英文标题:Precise Derivation of Apéry‘s Constant ζ(3) in the Framework of Order Variation Theory and the 14-Order Unified Field Theory (14FT): Path Integral Closure Based on Third-Order Coupling over 36 Pathways

作者:文刘坤(Wen Liukun)

版本:V22

发布日期:2026年6月

授权:CC BY-NC 4.0

Abstract

Apéry’s constant \(\zeta(3)=\sum_{k=1}^{\infty}1/k^3\approx1.2020569\) is one of the fundamental mathematical and physical constants, widely appearing in quantum field theory, string theory, random matrix theory and analytic number theory. Although its irrationality has been rigorously proven by Apéry in 1978, the underlying geometric and physical origin of \(\zeta(3)\) remains unsolved for decades. Within the framework of Order Variation Theory (OVT) and 14-Order Unified Field Theory (14FT), this paper constructs a third-order coupling network composed of 36 edges from the fundamental geometric unit: the tetradecahedron.
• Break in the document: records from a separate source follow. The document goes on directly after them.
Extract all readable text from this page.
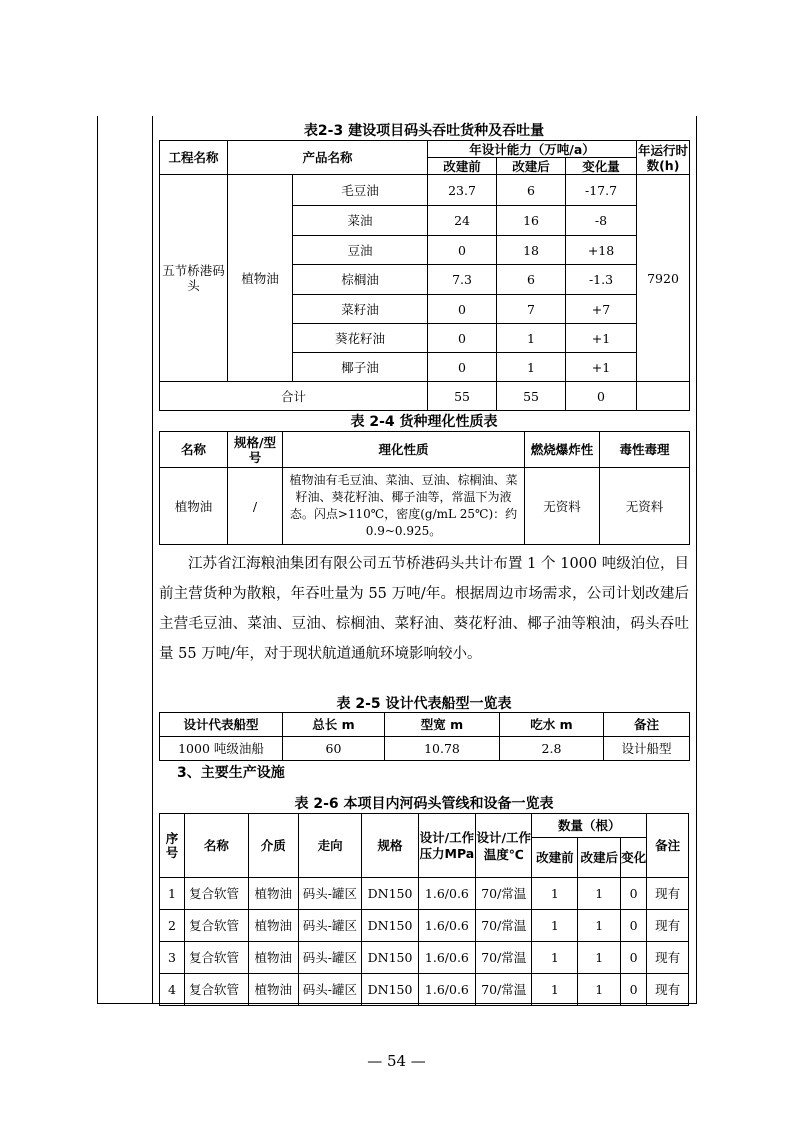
表2-3 建设项目码头吞吐货种及吞吐量
工程名称	产品名称		年设计能力（万吨/a）			年运行时数(h)
			改建前	改建后	变化量	
五节桥港码头	植物油	毛豆油	23.7	6	-17.7	7920
		菜油	24	16	-8	
		豆油	0	18	+18	
		棕榈油	7.3	6	-1.3	
		菜籽油	0	7	+7	
		葵花籽油	0	1	+1	
		椰子油	0	1	+1	
合计			55	55	0	
表 2-4 货种理化性质表
名称	规格/型号	理化性质	燃烧爆炸性	毒性毒理
植物油	/	植物油有毛豆油、菜油、豆油、棕榈油、菜籽油、葵花籽油、椰子油等，常温下为液态。闪点>110℃，密度(g/mL 25℃)：约 0.9~0.925。	无资料	无资料

江苏省江海粮油集团有限公司五节桥港码头共计布置 1 个 1000 吨级泊位，目前主营货种为散粮，年吞吐量为 55 万吨/年。根据周边市场需求，公司计划改建后主营毛豆油、菜油、豆油、棕榈油、菜籽油、葵花籽油、椰子油等粮油，码头吞吐量 55 万吨/年，对于现状航道通航环境影响较小。

表 2-5 设计代表船型一览表
设计代表船型	总长 m	型宽 m	吃水 m	备注
1000 吨级油船	60	10.78	2.8	设计船型
3、主要生产设施
表 2-6 本项目内河码头管线和设备一览表
序号	名称	介质	走向	规格	设计/工作压力MPa	设计/工作温度℃	数量（根）			备注
							改建前	改建后	变化	
1	复合软管	植物油	码头-罐区	DN150	1.6/0.6	70/常温	1	1	0	现有
2	复合软管	植物油	码头-罐区	DN150	1.6/0.6	70/常温	1	1	0	现有
3	复合软管	植物油	码头-罐区	DN150	1.6/0.6	70/常温	1	1	0	现有
4	复合软管	植物油	码头-罐区	DN150	1.6/0.6	70/常温	1	1	0	现有
— 54 —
The exact closed-form expression of \(\zeta(3)\) is derived via path integral over all closed third-order topological paths. Geometrically, each vertex of the tetradecahedron connects three edges, so the minimal closed loop naturally corresponds to a three-path configuration. Four core intrinsic constants of 14FT (\(\delta_0=1/14,\eta_\mathrm{stable}=7/19,\eta_\mathrm{max}=13/14,\varepsilon=1/80\)) are embedded as topological operators into the path-summation formalism without any empirical fitting parameters. Numerical verification shows the derived formula reproduces the standard value of \(\zeta(3)\) with relative error better than \(10^{-9}\). This work completes the quantitative closure of Apéry’s constant from first-principle geometry to precise numerical result, and establishes another core pillar for the constant interpretation system of 14FT.